Even a brief visit to a good-sized bookstore will reveal row upon row of writing books. Not the blank books, waiting for your thoughts (although there are lots of those, too.) The books about how to write, and what to write and when to write—it seems like anyone with a published book or an MFA needs to share their secrets to help you, too, write your story.
So what is the appeal of “Story Power” by Kate Farrell? Is this just another “write what you know” lecture?
Not hardly.
Farrell’s approach is focused primarily on memoir, the writing of one’s own story. Rather than an airy wave towards the “share your truth” school, Farrell believes in setting out the steps, exploring, analyzing and taking notes. Put in the work, one can imagine her saying, and you will be rewarded.
In the first chapters, she takes broad themes, such as “Childhood & Coming of Age.” After a brief introduction with fairly standard advice—purge yourself of distractions, find a place to write—she gets down to business: ruminate on your childhood, find a bit of the past and let it into your mind. If it won’t come willingly, drag it, shape it, find it in tiny bits of memory that you may not realize you remember.
Summon the smells, the sounds, the feelings. Pile up these bits and pieces in your notebook until larger pictures form. Farrell provides useful (and some not-so-useful) questions to help revive the memory until it is a scene. Once a scene is created, one must judge whether the scene can be a story.
She gives us examples. A memory of crabbing with her brother, bringing the catch home, watching her mother cook the crabs is a sweet, evocative and warm scene. But, Farrell admonishes, it isn’t a story. There’s not enough action and no conflict. In contrast, she offers a tale of sneaking into the garden of a seemingly abandoned house, exploring the garden and almost being caught by an angry caretaker. It isn’t “Moby Dick” but the piece has all the elements of a story.
How did a scene become a story? Under the heading “Crafting,” Farrell explains. Then, to share her process, she strips down her story to the barest outline. 1. Setting; 2. Characters; 3. First scene; 4. Second Scene, rising action… And so forth.
Then, it’s your turn. Farrell provides a generous supply of prompts and exercises to begin your own collection of scenes and stories.
The early sections follow roughly the same pattern:
- A theme—Adventure Stories, Family Secrets, etc.
- “Crafting”—the nuts and bolts of coaxing memory from scraps to full scenes with examples of a scene and a story.

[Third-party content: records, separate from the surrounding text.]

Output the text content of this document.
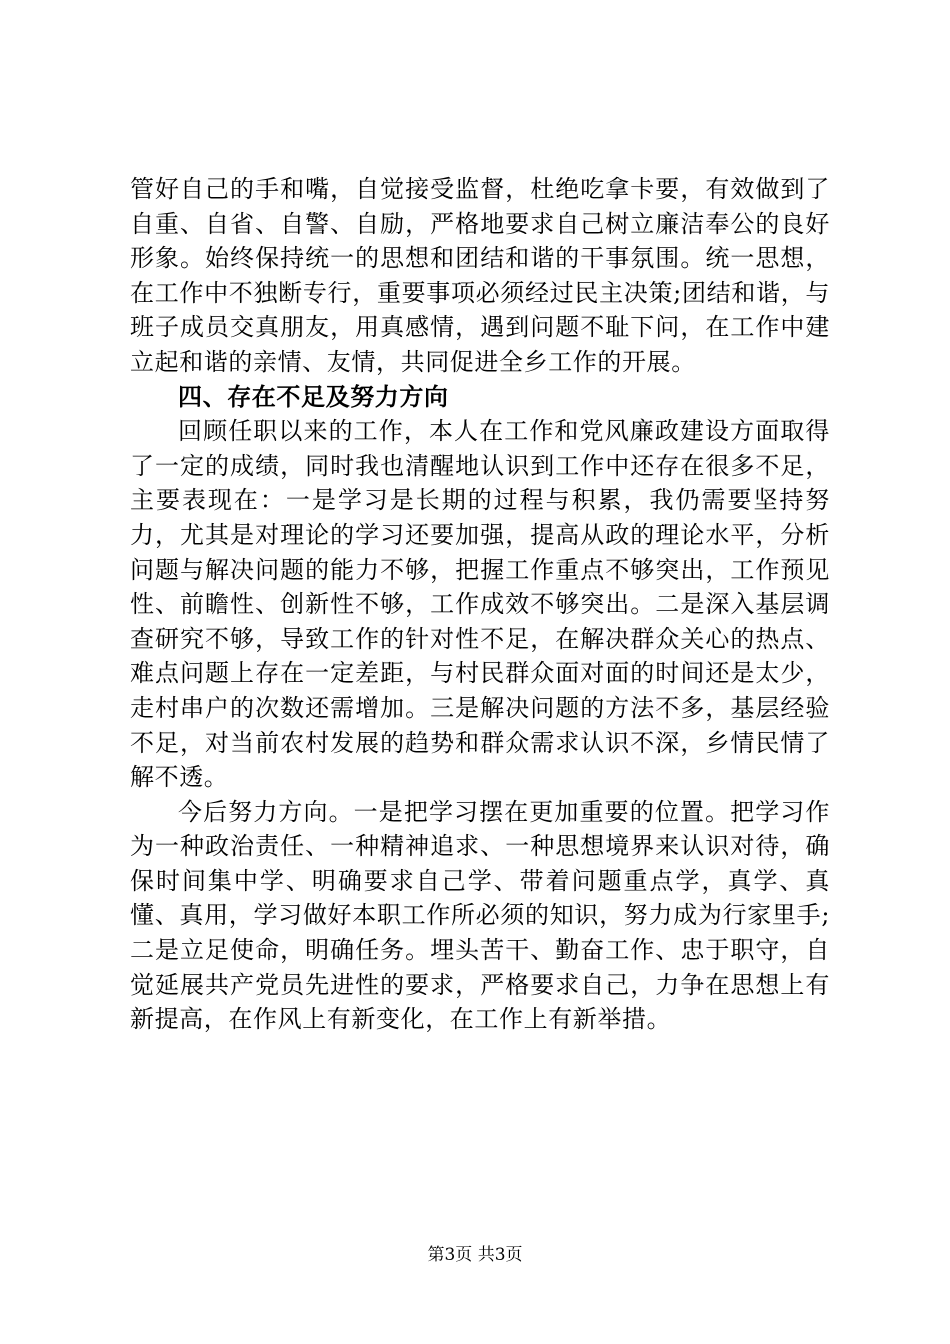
管好自己的手和嘴，自觉接受监督，杜绝吃拿卡要，有效做到了自重、自省、自警、自励，严格地要求自己树立廉洁奉公的良好形象。始终保持统一的思想和团结和谐的干事氛围。统一思想，在工作中不独断专行，重要事项必须经过民主决策;团结和谐，与班子成员交真朋友，用真感情，遇到问题不耻下问，在工作中建立起和谐的亲情、友情，共同促进全乡工作的开展。

四、存在不足及努力方向

回顾任职以来的工作，本人在工作和党风廉政建设方面取得了一定的成绩，同时我也清醒地认识到工作中还存在很多不足，主要表现在：一是学习是长期的过程与积累，我仍需要坚持努力，尤其是对理论的学习还要加强，提高从政的理论水平，分析问题与解决问题的能力不够，把握工作重点不够突出，工作预见性、前瞻性、创新性不够，工作成效不够突出。二是深入基层调查研究不够，导致工作的针对性不足，在解决群众关心的热点、难点问题上存在一定差距，与村民群众面对面的时间还是太少，走村串户的次数还需增加。三是解决问题的方法不多，基层经验不足，对当前农村发展的趋势和群众需求认识不深，乡情民情了解不透。

今后努力方向。一是把学习摆在更加重要的位置。把学习作为一种政治责任、一种精神追求、一种思想境界来认识对待，确保时间集中学、明确要求自己学、带着问题重点学，真学、真懂、真用，学习做好本职工作所必须的知识，努力成为行家里手;二是立足使命，明确任务。埋头苦干、勤奋工作、忠于职守，自觉延展共产党员先进性的要求，严格要求自己，力争在思想上有新提高，在作风上有新变化，在工作上有新举措。

第3页 共3页
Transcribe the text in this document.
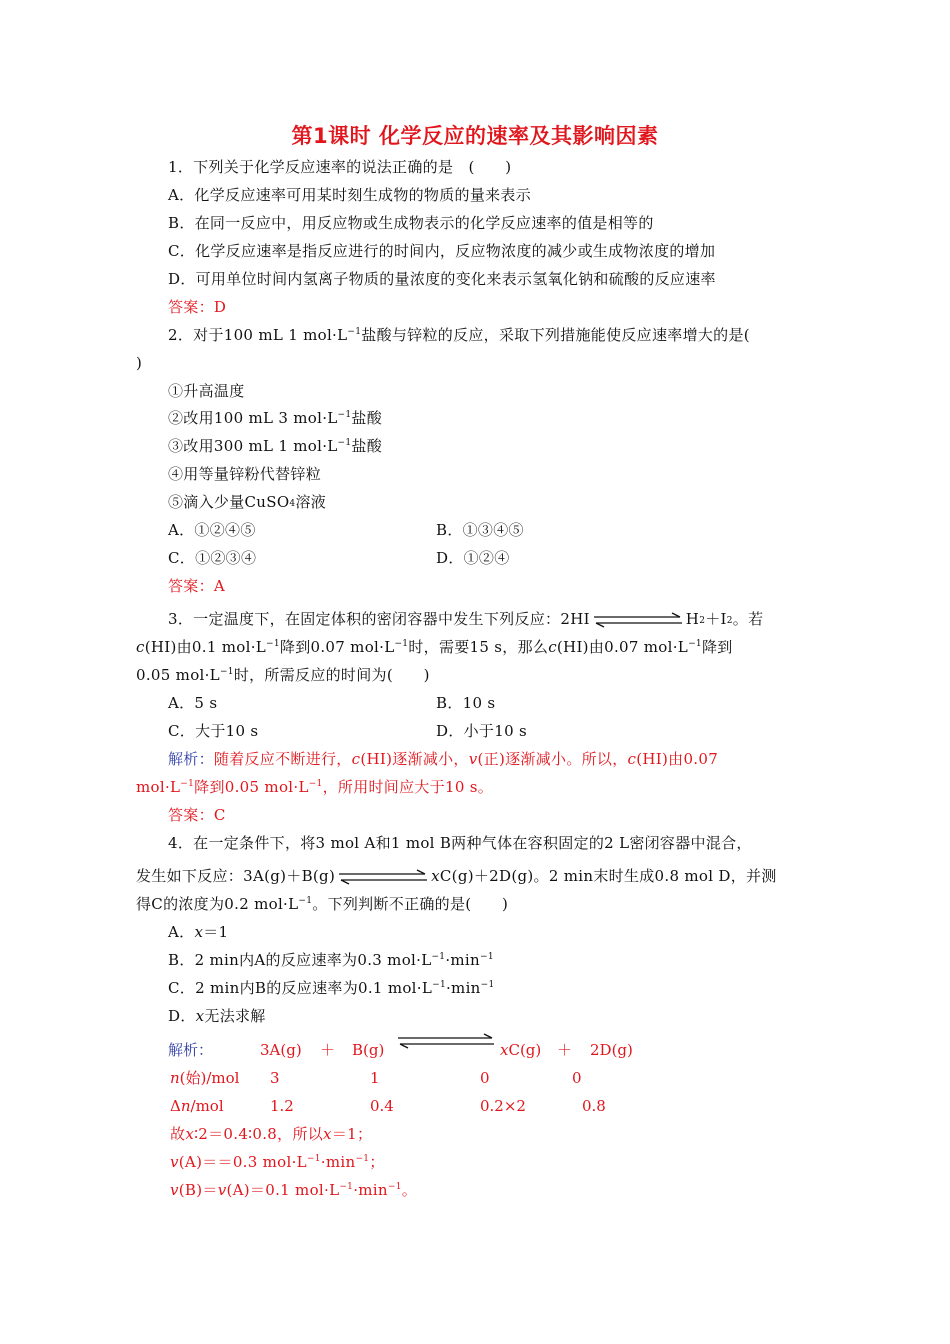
第1课时 化学反应的速率及其影响因素
1．下列关于化学反应速率的说法正确的是　(　　)
A．化学反应速率可用某时刻生成物的物质的量来表示
B．在同一反应中，用反应物或生成物表示的化学反应速率的值是相等的
C．化学反应速率是指反应进行的时间内，反应物浓度的减少或生成物浓度的增加
D．可用单位时间内氢离子物质的量浓度的变化来表示氢氧化钠和硫酸的反应速率
答案：D
2．对于100 mL 1 $mol\cdot L^{-1}$盐酸与锌粒的反应，采取下列措施能使反应速率增大的是(
)
①升高温度
②改用100 mL 3 $mol\cdot L^{-1}$盐酸
③改用300 mL 1 $mol\cdot L^{-1}$盐酸
④用等量锌粉代替锌粒
⑤滴入少量CuSO$_4$溶液
A．①②④⑤	B．①③④⑤
C．①②③④	D．①②④
答案：A
3．一定温度下，在固定体积的密闭容器中发生下列反应：2HI	$H_2+I_2$。若
c(HI)由0.1 $mol\cdot L^{-1}$降到0.07 $mol\cdot L^{-1}$时，需要15 s，那么c(HI)由0.07 $mol\cdot L^{-1}$降到
0.05 $mol\cdot L^{-1}$时，所需反应的时间为(　　)
A．5 s	B．10 s
C．大于10 s	D．小于10 s
解析：随着反应不断进行，c(HI)逐渐减小，v(正)逐渐减小。所以，c(HI)由0.07
$mol\cdot L^{-1}$降到0.05 $mol\cdot L^{-1}$，所用时间应大于10 s。
答案：C
4．在一定条件下，将3 mol A和1 mol B两种气体在容积固定的2 L密闭容器中混合，
发生如下反应：3A(g)＋B(g)	xC(g)＋2D(g)。2 min末时生成0.8 mol D，并测
得C的浓度为0.2 $mol\cdot L^{-1}$。下列判断不正确的是(　　)
A．x＝1
B．2 min内A的反应速率为0.3 $mol\cdot L^{-1}\cdot\min^{-1}$
C．2 min内B的反应速率为0.1 $mol\cdot L^{-1}\cdot\min^{-1}$
D．x无法求解
解析：	3A(g) ＋ B(g)	xC(g) ＋ 2D(g)
n(始)/mol 3	1	0	0
Δn/mol	1.2	0.4	0.2×2	0.8
故x∶2＝0.4∶0.8，所以x＝1；
v(A)＝＝0.3 $mol\cdot L^{-1}\cdot\min^{-1}$；
v(B)＝v(A)＝0.1 $mol\cdot L^{-1}\cdot\min^{-1}$。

- “Layers of Meaning,” discussing how the story is more than meets the eye.
- “Telling”—the barebones outlines of the story.
- “Creating” the story.
The parts most people will flip to are “Exercises and Prompts.” The prompts are, again, not a blithe “Today I found the most wonderful….” sort. Rather, they are the nuts and bolts: create a timeline. Find the action. Detail the characters. Trace the climax. On first reading, this strict array of examples and rules caught me short. Wasn’t this a bit, well, old-fashioned?
Yet, as I continued to read, the sheer good sense of the method struck me. Every writer has faced the blank page, the unblinking screen, or even the implacable voice recorder, wondering how to start. Farrell starts from that point. This is how the words come out—first, as disconnected images and sensations, tied into scenes, then woven into stories. She uses her own work to demonstrate both success and failure, or at least, not quite success.
If you resist the concept of outlining as akin to performing dentistry on yourself, Farrell lets you explore other paths to writing. She opens up the book to other writers, providing a view to their process. KJ Landis tells of writing as a means of creating a one woman show. Waights Taylor Jr. uncovering the bigoted stranger who was his father. Joan Gelfand speaking of “novel fever.” So many different writers, different styles, different voices sharing their methods of producing a story. As a bonus, Farrell has a chapter on how to tell a story orally. How to break it down, find the rhythm, converse with your audience or present more formally.
There is a selection of tools in the back, that, frankly, I found unnecessary. A blank story board, “mind map,” or empty outline seemed more like filler. With the wealth of stories, prompts, and examples provided, why have a page of six grey boxes captioned “Story Board?” But that is a nitpick.
“Story Power” is one of those books which will become dog-eared and messy, studded with paper slips, crammed into the laptop bag or the back pocket. It is a book to get you writing. If you never read more than the first three chapters, you will be writing.
If you get to the end, you may just be inspired.